In a report last week, London-based Capital Economics estimated that
debt payments now eat up 20 percent of household income in Brazil.
"The
current pace of credit growth in Brazil remains unsustainable — and
the longer it continues, the bigger the risk of a messy ending
further down the line," Capital Economics warned.
Similarly,
the outlook has dimmed for India, the world's fourth-biggest economy.
Its growth slowed to a 5.3 percent annual rate in the first three
months of 2012, the slowest rate in nine years.
Over
the past two decades, India has emerged as a powerhouse in services —
writing software, running call centers, making movies, drafting
engineering plans.
In
a report last month, Andrew Kenningham, senior global economist at
Capital Economics, said India's troubles are mostly self-inflicted.
"Weak
governance, although not new, is the most plausible explanation for
the slowdown," he wrote.
The
government has reneged on promises to make it easier for foreigners
to invest in India. It has taxed Indian firms that acquire companies
overseas. Indian factories have cut production. And the pay of many
Indians has been diminished by inflation, which has averaged more
than 9 percent a year for the past two years.
The
slowdown in the developing world could make it harder for the
economies of Europe and the United States to climb out of their ruts.

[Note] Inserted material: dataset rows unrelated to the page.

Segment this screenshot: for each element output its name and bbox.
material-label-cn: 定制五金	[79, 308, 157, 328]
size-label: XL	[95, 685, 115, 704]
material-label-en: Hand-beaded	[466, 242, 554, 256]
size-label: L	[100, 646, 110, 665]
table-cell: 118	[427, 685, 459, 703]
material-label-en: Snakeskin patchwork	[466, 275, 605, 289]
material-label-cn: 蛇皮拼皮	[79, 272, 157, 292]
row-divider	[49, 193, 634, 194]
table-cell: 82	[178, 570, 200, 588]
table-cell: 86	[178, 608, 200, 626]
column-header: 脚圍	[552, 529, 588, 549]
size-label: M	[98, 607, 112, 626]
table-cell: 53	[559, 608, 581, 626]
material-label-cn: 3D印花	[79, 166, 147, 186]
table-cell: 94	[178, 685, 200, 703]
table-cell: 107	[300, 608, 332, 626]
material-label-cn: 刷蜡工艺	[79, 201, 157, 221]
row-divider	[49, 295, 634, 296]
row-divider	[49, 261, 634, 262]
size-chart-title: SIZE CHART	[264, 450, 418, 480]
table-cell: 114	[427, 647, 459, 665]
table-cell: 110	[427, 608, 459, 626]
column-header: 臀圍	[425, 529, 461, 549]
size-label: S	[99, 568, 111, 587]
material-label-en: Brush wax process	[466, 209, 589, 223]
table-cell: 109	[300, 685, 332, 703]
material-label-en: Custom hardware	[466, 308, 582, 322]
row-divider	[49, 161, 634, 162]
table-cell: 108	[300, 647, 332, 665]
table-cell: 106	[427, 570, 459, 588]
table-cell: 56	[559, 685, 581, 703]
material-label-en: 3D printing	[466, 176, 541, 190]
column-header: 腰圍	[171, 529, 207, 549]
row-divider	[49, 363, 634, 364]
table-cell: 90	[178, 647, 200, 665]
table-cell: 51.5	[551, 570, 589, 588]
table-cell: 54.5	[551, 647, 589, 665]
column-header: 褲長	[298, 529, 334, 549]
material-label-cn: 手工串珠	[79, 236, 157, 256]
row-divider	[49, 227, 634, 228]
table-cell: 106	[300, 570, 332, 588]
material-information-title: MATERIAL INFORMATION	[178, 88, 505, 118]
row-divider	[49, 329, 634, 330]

And the weaker the rich countries get, the harder it will be for
developing economies to regain their old fast pace.
"In
today's interconnected world, we can no longer afford to look only at
what goes on within our national borders," IMF Managing Director
Christine Lagarde said earlier this month. "This crisis does not
recognize borders. This crisis is knocking at all our doors."